The billionaire head of South Korea’s Samsung Group, Jay Y. Lee, was jailed for five years charged with bribery on Friday after a six-month trial over a scandal that brought down the president of the country.
Lee had paid bribes in anticipation of receiving favors from then-president Park Geun-hye, according to a landmark ruling by a Seoul court, which also found him guilty of hiding assets abroad, embezzlement and perjury.
Lee, the 49-year-old heir to one of the world’s biggest corporate empires, has been held since February on charges that he bribed Park to help secure control of a conglomerate that owns Samsung Electronics, the world’s leading smartphone and chip maker, and that he has interests ranging from drugs and home appliances to insurance and hotels.
Lee denied wrongdoing.
One of his lawyers, Song Wu-cheol, said Lee would appeal the lower court ruling.

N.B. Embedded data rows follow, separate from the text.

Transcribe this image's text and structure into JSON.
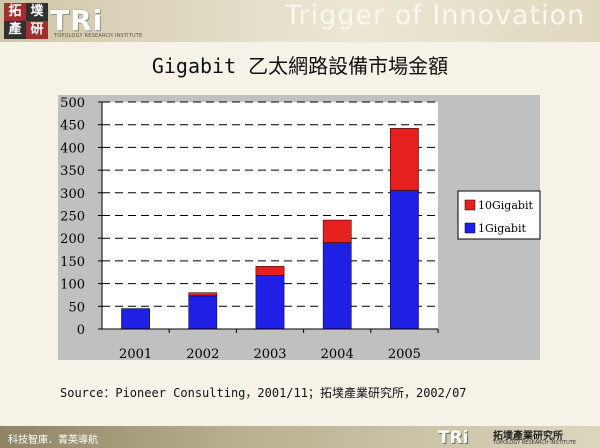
{
  "header": {
    "logo_chars": [
      "拓",
      "墣",
      "產",
      "研"
    ],
    "logo_text": "TRi",
    "logo_subtitle": "TOPOLOGY RESEARCH INSTITUTE",
    "tagline": "Trigger of Innovation"
  },
  "chart_data": {
    "type": "bar",
    "stacked": true,
    "title": "Gigabit 乙太網路設備市場金額",
    "categories": [
      "2001",
      "2002",
      "2003",
      "2004",
      "2005"
    ],
    "series": [
      {
        "name": "1Gigabit",
        "color": "#1f1fe6",
        "values": [
          45,
          73,
          118,
          190,
          305
        ]
      },
      {
        "name": "10Gigabit",
        "color": "#e61f1f",
        "values": [
          0,
          7,
          20,
          50,
          137
        ]
      }
    ],
    "ylim": [
      0,
      500
    ],
    "yticks": [
      0,
      50,
      100,
      150,
      200,
      250,
      300,
      350,
      400,
      450,
      500
    ],
    "grid": true,
    "legend_position": "right",
    "xlabel": "",
    "ylabel": ""
  },
  "source": "Source：Pioneer Consulting，2001/11；拓墣產業研究所，2002/07",
  "footer": {
    "left_text": "科技智庫．菁英導航",
    "logo_text": "TRi",
    "org_name": "拓墣產業研究所",
    "org_subtitle": "TOPOLOGY RESEARCH INSTITUTE"
  }
}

“The entire verdict is unacceptable,” Song said, adding that he was confident his client’s innocence would be affirmed by a higher court.

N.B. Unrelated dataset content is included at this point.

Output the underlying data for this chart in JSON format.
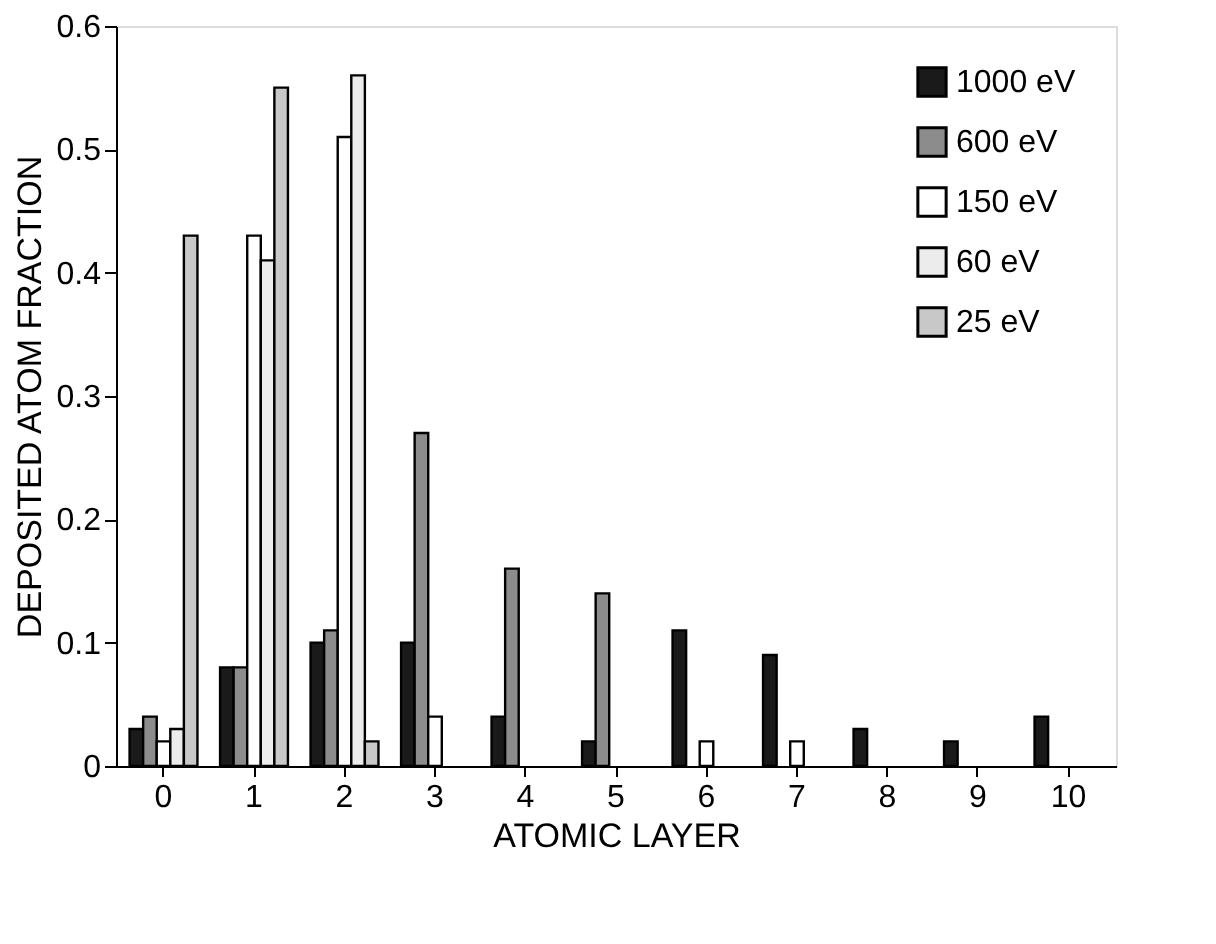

Under South Korean law, sentences of more than three years cannot be suspended. The five-year sentence is one of the longest prison terms given to a South Korean business leader.
The Seoul Central District Court said Samsung’s financial support of entities backed by Park’s close friend, Choi Soon-sil, constituted bribery, including 7.2 billion won ($6.4 million) in sponsoring the equestrian career of Choi’s daughter.
In return for the contributions, prosecutors say, Samsung sought government support for a controversial 2015 merger of two of its affiliates, which helped Lee tighten his control of the conglomerate.
His lawyers had argued that the merger was done on business merits but the court did not accept that.
Park, who was forced from office in disgrace, is facing her own corruption trial, with a ruling expected later this year. Prosecutors have argued that Park and Lee took part in the same act of bribery, so Lee’s conviction would appear ominous for Park.
Samsung, founded in 1938 by Lee’s grandfather, is a household name in South Korea and a symbol of the country’s dramatic rise from poverty following the 1950-53 Korean War.
But over the years, it has also come to epitomize the cosy ties between politicians and powerful family-controlled business groups – or chaebols – which have been implicated in a series of corruption scandals.
South Koreans, who once applauded the chaebols for catapulting the country into a global economic power, now criticize them for holding back the economy and squeezing smaller businesses.
South Korea’s new president, Moon Jae-in, who replaced Park after a May 9 election, has pledged to rein in the chaebols, empower minority shareholders and end the practice of pardoning corporate tycoons convicted of white-collar crime.